From soft on crime to socialist, the attacks on de Blasio that didn’t stick

Liz Goodwin
·Senior National Affairs Reporter

Bill de Blasio has been called a Cuba-loving socialist, soft on crime, two-faced and even an irresponsible late sleeper over the past six months of his campaign to lead the nation’s largest city.

But nothing quite stuck.

On Tuesday, de Blasio is expected to sail to victory over Joe Lhota, his Republican rival and the former chairman of the city’s transit system, to become the next mayor of New York City. De Blasio, a former city councilman and current public advocate, emerged victorious in a crowded Democratic primary in September, brushing off accusations that his self described "progressive" views will return New York City to its graffiti-covered, crime-ridden past.

The lines of attack against de Blasio have fallen into two major camps: that his staunch opposition to the way the city police force has used “stop and frisk” means he is soft on crime, and that his liberal beliefs are too extreme for New York. De Blasio has said on the campaign trail that income inequality has divided New York into the haves and have nots, a “tale of two cities” he would try to correct as mayor.

The New York Post, the city’s right-leaning tabloid and one of the loudest voices among de Blasio's critics, took its best shot against him on its cover Monday, running a photo of de Blasio’s disembodied head next to a huge hammer and sickle. “Back in the USSR!” the cover said. “’Progressive’ Bill’s secret Cold War trip.” The story refers to de Blasio visiting the Soviet Union in 1983, when he was a college student at NYU. Earlier in the campaign, de Blasio’s opponents hammered him for honeymooning in communist Cuba and doing aid work in Nicaragua during the communist-funded Sandinista civil war.

But the latest Marist poll out Monday shows de Blasio leads among likely voters, 65 percent to Lhota's 24 percent. Only 8 percent of voters said they may still change their minds before Tuesday.

“They ran a very, very time-warped campaign,” Doug Muzzio, a professor at Baruch College’s school of public affairs, said of Lhota. “One reason it didn’t work is that de Blasio had a coherent, clear, consistent message and vision, and that was one of change, hopeful change.”

Even the “soft on crime” attacks that Lhota used in multiple ads, hoping New Yorkers would be afraid enough of the city’s crime-ridden history to reject de Blasio, harkened back to the '70s and '80s.

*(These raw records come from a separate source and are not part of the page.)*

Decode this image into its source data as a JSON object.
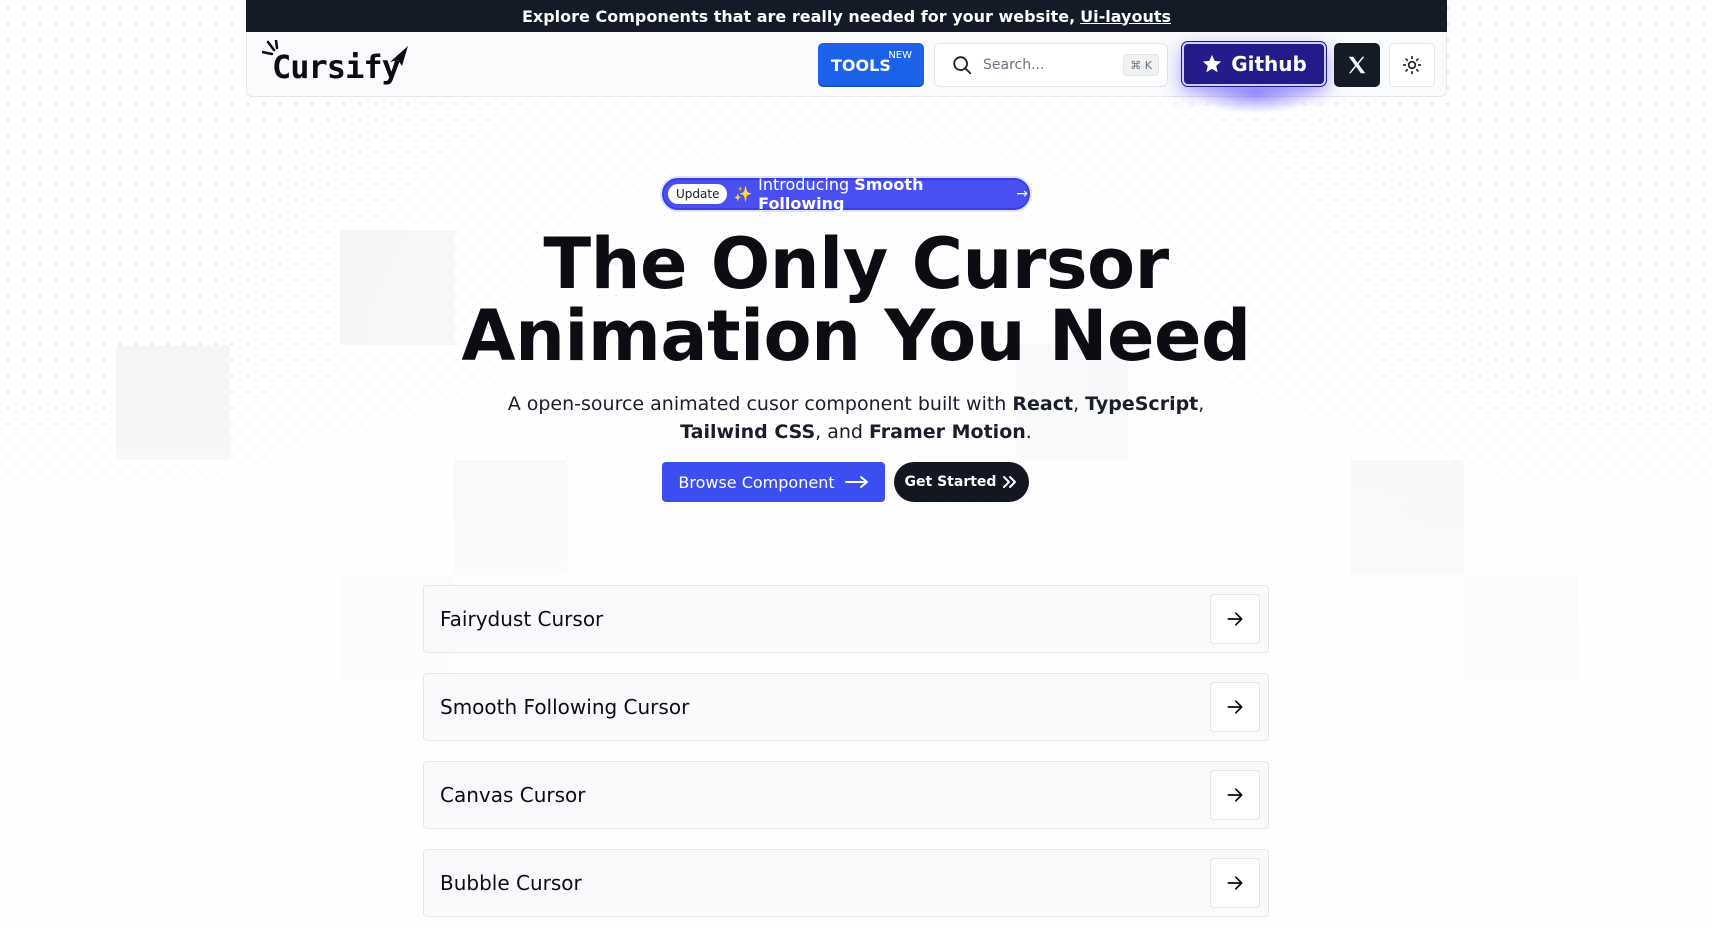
{
  "announcement": {
    "text": "Explore Components that are really needed for your website,",
    "link": "Ui-layouts"
  },
  "nav": {
    "logo_text": "Cursify",
    "tools_label": "TOOLS",
    "tools_badge": "NEW",
    "search_placeholder": "Search...",
    "search_shortcut": "⌘ K",
    "github_label": "Github"
  },
  "hero": {
    "pill_tag": "Update",
    "pill_text_1": "Introducing",
    "pill_text_2": "Smooth Following",
    "headline_line1": "The Only Cursor",
    "headline_line2": "Animation You Need",
    "sub_part1": "A open-source animated cusor component built with",
    "sub_react": "React",
    "sub_ts": "TypeScript",
    "sub_tailwind": "Tailwind CSS",
    "sub_and": ", and",
    "sub_framer": "Framer Motion",
    "browse_label": "Browse Component",
    "started_label": "Get Started"
  },
  "cursors": [
    {
      "label": "Fairydust Cursor"
    },
    {
      "label": "Smooth Following Cursor"
    },
    {
      "label": "Canvas Cursor"
    },
    {
      "label": "Bubble Cursor"
    }
  ],
  "colors": {
    "brand_blue": "#3b4ef0",
    "tools_blue": "#1c62e8",
    "dark": "#141a26",
    "github": "#241b8a"
  }
}
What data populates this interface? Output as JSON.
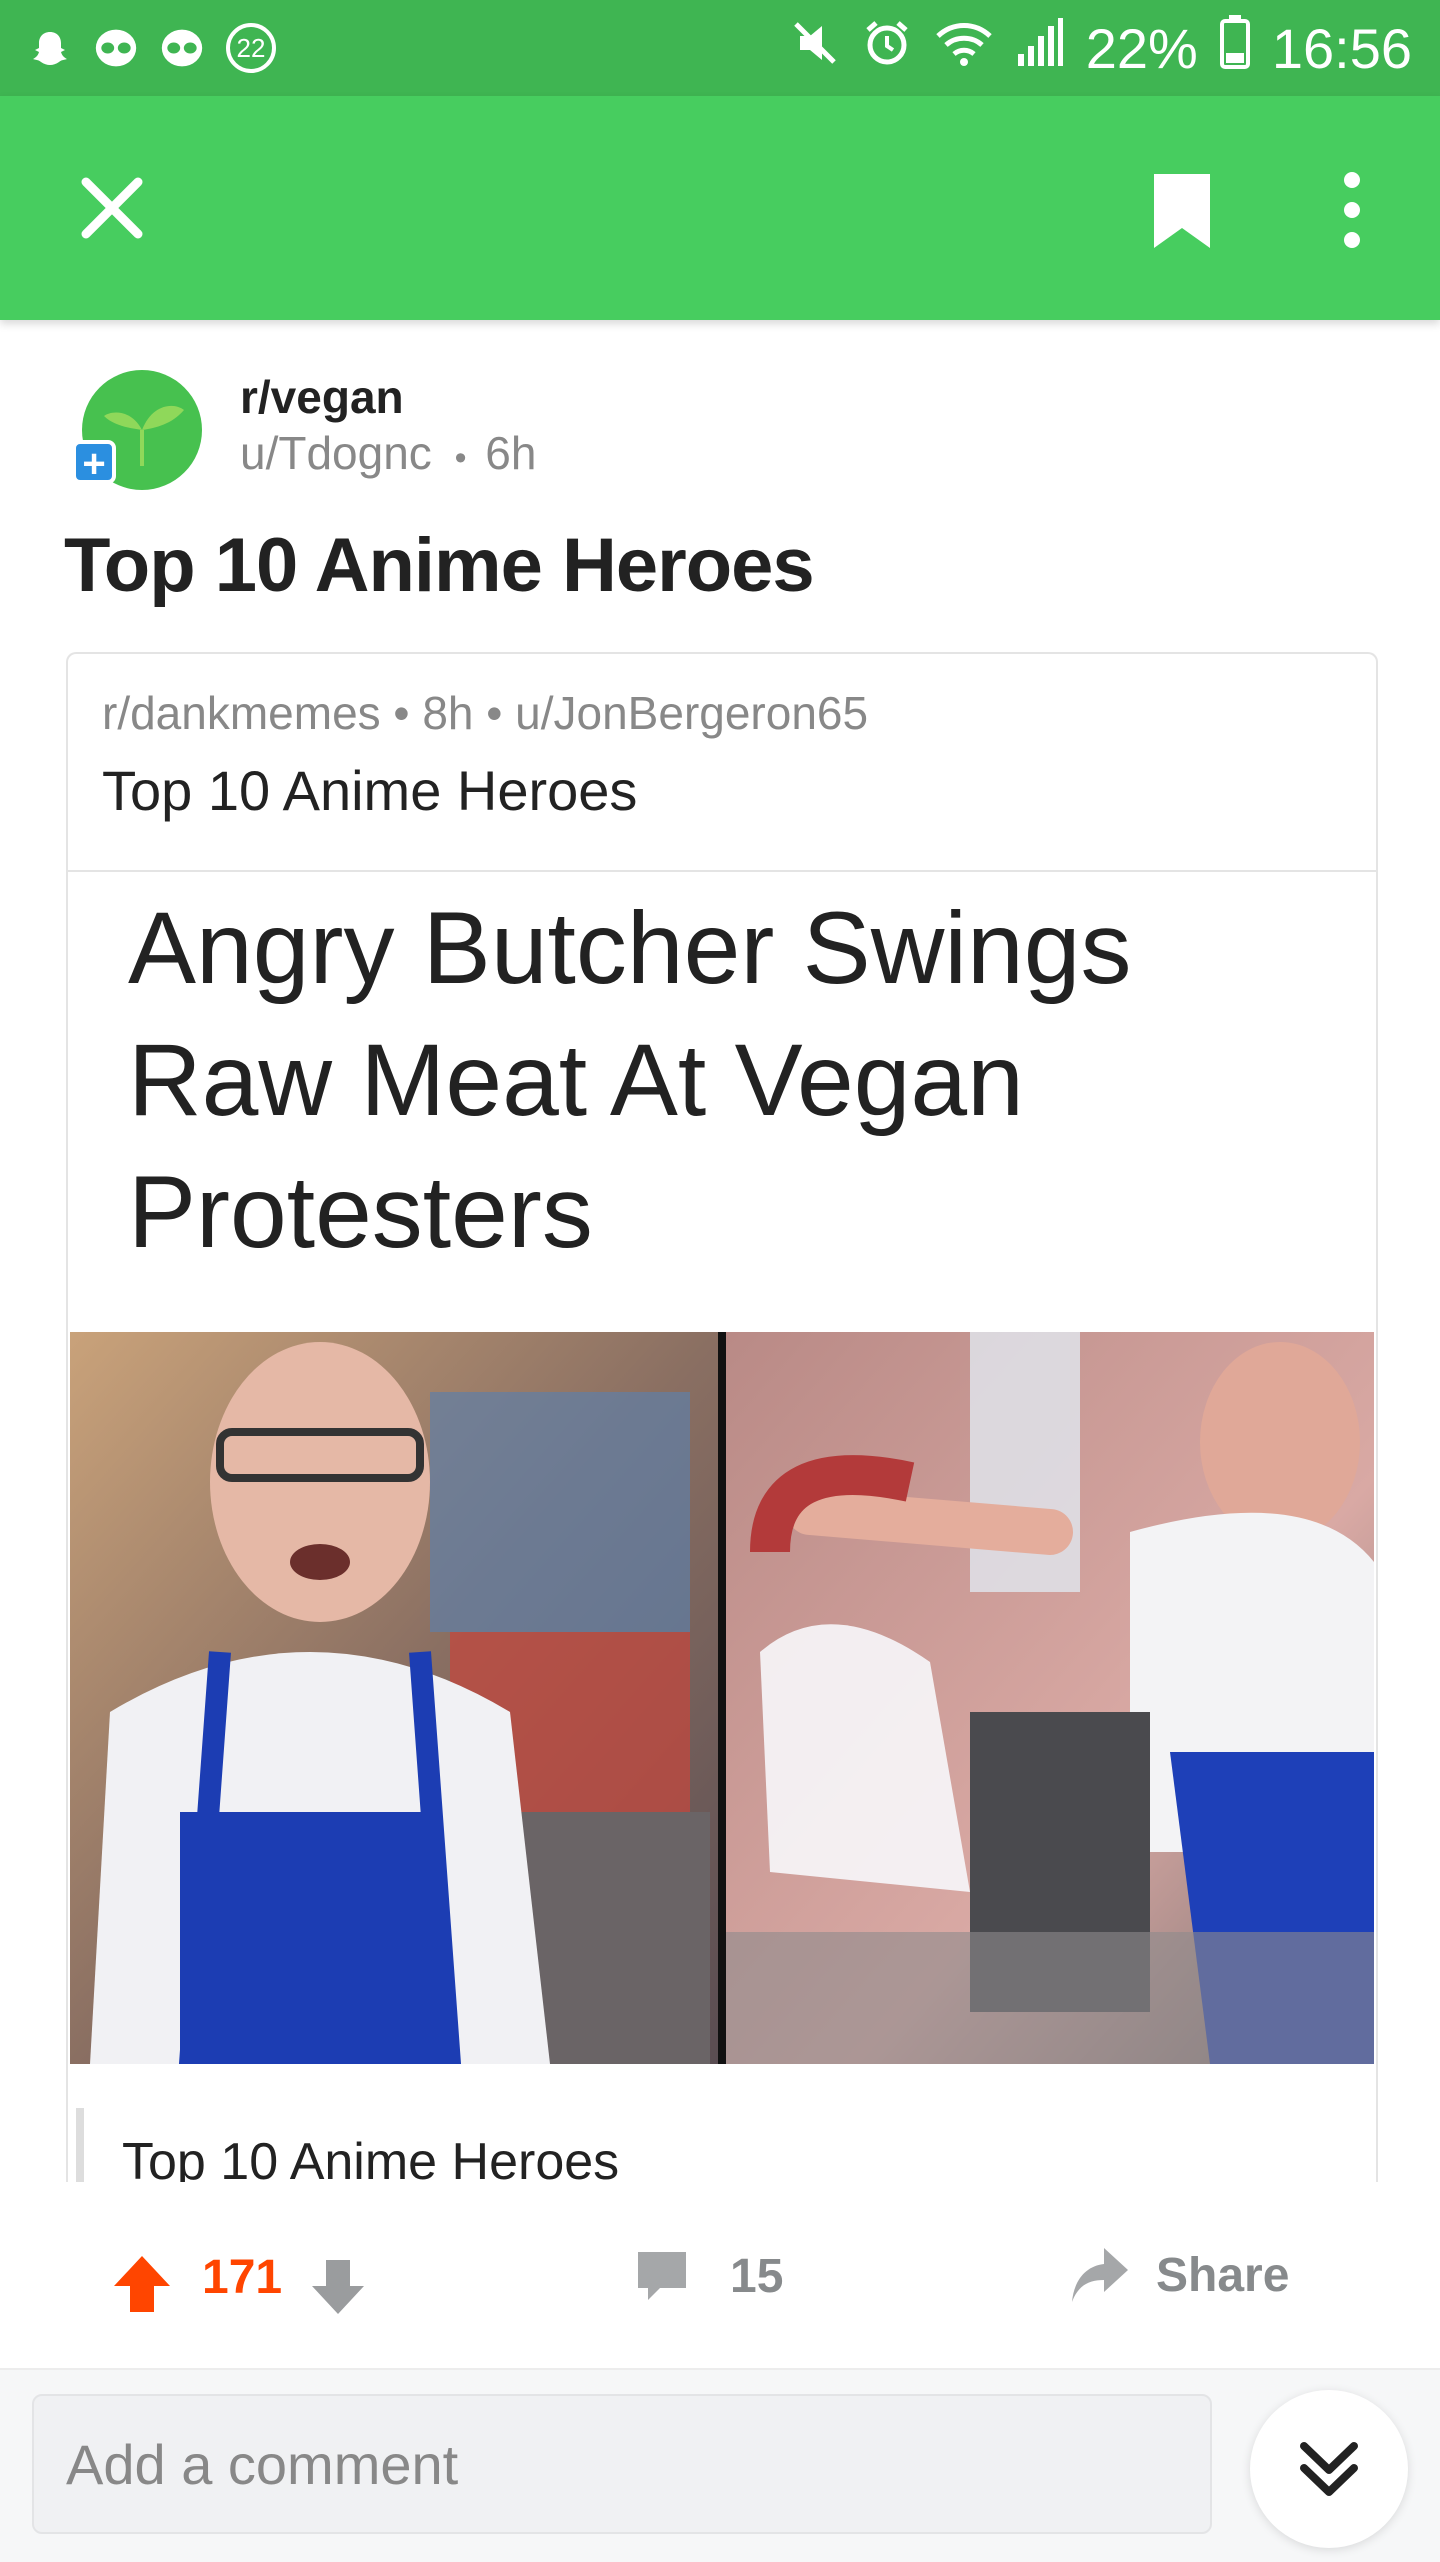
{
  "status_bar": {
    "notification_count": "22",
    "battery": "22%",
    "time": "16:56",
    "icons": [
      "snapchat-icon",
      "alien-icon",
      "alien-icon",
      "mute-icon",
      "alarm-icon",
      "wifi-icon",
      "signal-icon",
      "battery-icon"
    ]
  },
  "app_bar": {
    "close_icon": "close-icon",
    "bookmark_icon": "bookmark-icon",
    "more_icon": "more-vertical-icon",
    "color": "#47cd5f"
  },
  "post": {
    "subreddit": "r/vegan",
    "author": "u/Tdognc",
    "separator": "•",
    "age": "6h",
    "title": "Top 10 Anime Heroes"
  },
  "crosspost": {
    "meta": "r/dankmemes • 8h • u/JonBergeron65",
    "title": "Top 10 Anime Heroes",
    "headline": "Angry Butcher Swings Raw Meat At Vegan Protesters",
    "caption": "Top 10 Anime Heroes"
  },
  "actions": {
    "score": "171",
    "comments": "15",
    "share": "Share",
    "upvote_color": "#ff4500"
  },
  "comment_bar": {
    "placeholder": "Add a comment"
  }
}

An October ad from Lhota’s campaign called de Blasio “recklessly dangerous” on crime, juxtaposing the charge with grainy black and white images of graffiti-covered subway cars and street crime from the 1970s. In another Lhota ad, the former Rudy Giuliani aide said New York City is “one bad mayor away” from going back to the crime and budget chaos of a few decades ago.

At one point, Mayor Mike Bloomberg waded in and told New York Magazine he thought it was “racist” of de Blasio to feature his own mixed-race family in campaign ads against “stop and frisk.” (De Blasio argued that the Bloomberg-approved NYPD policy of stopping and searching New Yorkers without a warrant was applied in a racially biased way.) Bloomberg’s remarks were widely panned.

These tactics may not have been the best route for Lhota to take.

For one thing, the median age in New York City is 35, two years younger than the national average, which means most New Yorkers weren’t even alive or were just babies in the 1970s. Secondly, the racial demographics of the city have changed quickly: In 1990, 43 percent of the city was white. By 2010, that had dropped to 33 percent, meaning de Blasio’s argument that "stop and frisk" unfairly targets minorities could resonate personally with a larger share of voters than ever before.

“A lot has changed since the 1970s,” said Costas Panagopoulos, an assistant professor of political science at Fordham University. “There’s a lot that the mayor can do to determine what life in the city is like, but so much of the overall social, economic and political environment is determined by forces that are much larger than what’s in the immediate control of any individual mayor.”

Voters might see these crime claims as “far-fetched,” he added.

“I think the most effective critique could have been de Blasio’s lack of managerial experience,” Muzzio said. “Can de Blasio actually govern?”

Panagopoulos agreed. “I’m surprised there wasn’t more of an effort to take advantage of the private sector experience that Lhota has and contrast that with de Blasio’s lack of private sector experience,” he said.

But Panagopoulos added that the nature of the race made attacking de Blasio difficult in such a heavily Democratic city, where many voters check out after the primary. “The main problem for candidates in this race is that for most voters this race ended in September,” he said.

With the race nearly over, Lhota tried to gain an advantage by lampooning de Blasio for being an hour late to one of his own campaign rallies. To explain, de Blasio said he’s not a morning person. “If you do not have the physical wherewithal to be the mayor, you should not be the mayor," Lhota said darkly.